From the chapter titled "coming out, into the closet"
"I never anticipated that coming out would feel this raw, this emotional, this terrifying. It isn't a fear that life won't go on; rather, that life won't resolve in some way. The questions and the stereotypes, and fear for all of the relationships I might lose, consume me. I don't want to lose my friends, and I don't want my family to hold me at arm's length. I do not want to be the black sheep of the family, or the different gay brother or son. I want to be me. But having been raised in a conservative religious home, I know these hopes aren't reasonable. Living in the culture of the 'Bible Belt' makes the prospect of feeling simultaneously normal and gay likely impossible. I cannot imagine what coming out would be like if I were really gay. One year may seem like a long time, but a lifetime ... that would be more than I could ever adjust to, more than I could ever live with.

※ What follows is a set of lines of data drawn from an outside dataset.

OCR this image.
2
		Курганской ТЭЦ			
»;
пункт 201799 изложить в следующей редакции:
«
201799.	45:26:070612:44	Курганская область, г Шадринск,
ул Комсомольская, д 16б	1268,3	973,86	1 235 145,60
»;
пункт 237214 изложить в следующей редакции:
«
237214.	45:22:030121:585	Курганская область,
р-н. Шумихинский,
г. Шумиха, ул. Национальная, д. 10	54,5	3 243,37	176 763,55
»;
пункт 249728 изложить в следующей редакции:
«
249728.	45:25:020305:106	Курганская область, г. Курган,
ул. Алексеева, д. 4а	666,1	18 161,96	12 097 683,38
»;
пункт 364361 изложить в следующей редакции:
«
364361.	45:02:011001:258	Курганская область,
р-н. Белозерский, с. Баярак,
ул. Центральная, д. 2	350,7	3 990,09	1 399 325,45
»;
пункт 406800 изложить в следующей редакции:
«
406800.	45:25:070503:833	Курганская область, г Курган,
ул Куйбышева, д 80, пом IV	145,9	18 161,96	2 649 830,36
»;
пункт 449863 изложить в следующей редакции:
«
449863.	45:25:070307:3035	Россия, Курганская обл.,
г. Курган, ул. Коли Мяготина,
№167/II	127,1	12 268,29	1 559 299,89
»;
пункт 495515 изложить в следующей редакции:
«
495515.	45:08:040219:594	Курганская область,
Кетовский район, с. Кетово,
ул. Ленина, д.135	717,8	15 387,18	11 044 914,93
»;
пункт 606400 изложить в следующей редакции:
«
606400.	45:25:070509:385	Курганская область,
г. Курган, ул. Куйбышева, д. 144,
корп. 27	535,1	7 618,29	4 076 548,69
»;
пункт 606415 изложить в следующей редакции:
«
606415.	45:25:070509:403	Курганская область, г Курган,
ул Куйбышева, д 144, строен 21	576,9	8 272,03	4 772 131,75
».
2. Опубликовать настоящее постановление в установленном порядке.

"My heart breaks for those who have actually lost family and friends after coming out of the closet. I cannot imagine feeling this vulnerable only to be abandoned by the people who are supposed to be there no matter what. Anything that incites the kind of fear that I've felt this day requires courage to overcome. I had never believed coming out was an act of courage. Until today, coming out as gay has always represented cowardice and a sense of giving up. I believed it was an easy out for people who didn't want to overcome the perversion and sin in their lives. But if today has shown me anything, it is that the act of coming out itself and risking the life you have always known is a courageous thing, an act worthy of respect."
From the chapter titled "not in kansas"
"It is difficult to describe the range of emotions I have felt thus far, but loneliness is the most acute. My phone no longer rings with calls and texts like it did only a short time ago. I have been preparing myself for numerous conversations about my revelation, but so far most 'friends' seem to desire only distance. It is that distance, I think, that has pushed so many people over the edge, the excommunication from believers, friends, and loved ones who disagree and disengage. My news spread like a plague, but I was the only real casualty."
From the chapter titled "the mirror"
"Experiencing the other side of prejudice is more painful than I anticipated. Worse, I feel as though I am constantly being faced with my own face in the mirror: the image of a Pharisee who has not thought to look past labels and orientations to see people for who they really are. Had I not gone through with this experiment, I probably would have always believed the lie that I really am better than the other, and my life would have been characterized by a shallower understanding of humanity. At least now I can see what I really look like, and, Lord willing, I may yet change the image staring back at me."
From the chapter titled "it's hard to be gay in spring"
"I always wondered what it would be like to suppress my attraction to such an extreme degree. As I attempt it, I realize I have to suppress more than just physical attraction. I have to suppress myself to live within the mentality of the closet. And the closet is so much more severe than its name would have you to believe. It is not even closet-like. It is a self-imposed exile from the reality of who you are. It is a roadblock to anyone trying to have any semblance of a normal life. Being in the heterosexual closet means I have to try to monitor every action and reaction before it becomes external, deciding whether it will give me away."
Let me say again ... the book is controversial. But the book is also a truthful recounting of one man's quest to find Jesus in the margins of life. And you know what? It's the people who live in those margins that He came to save ... people like you and people like me.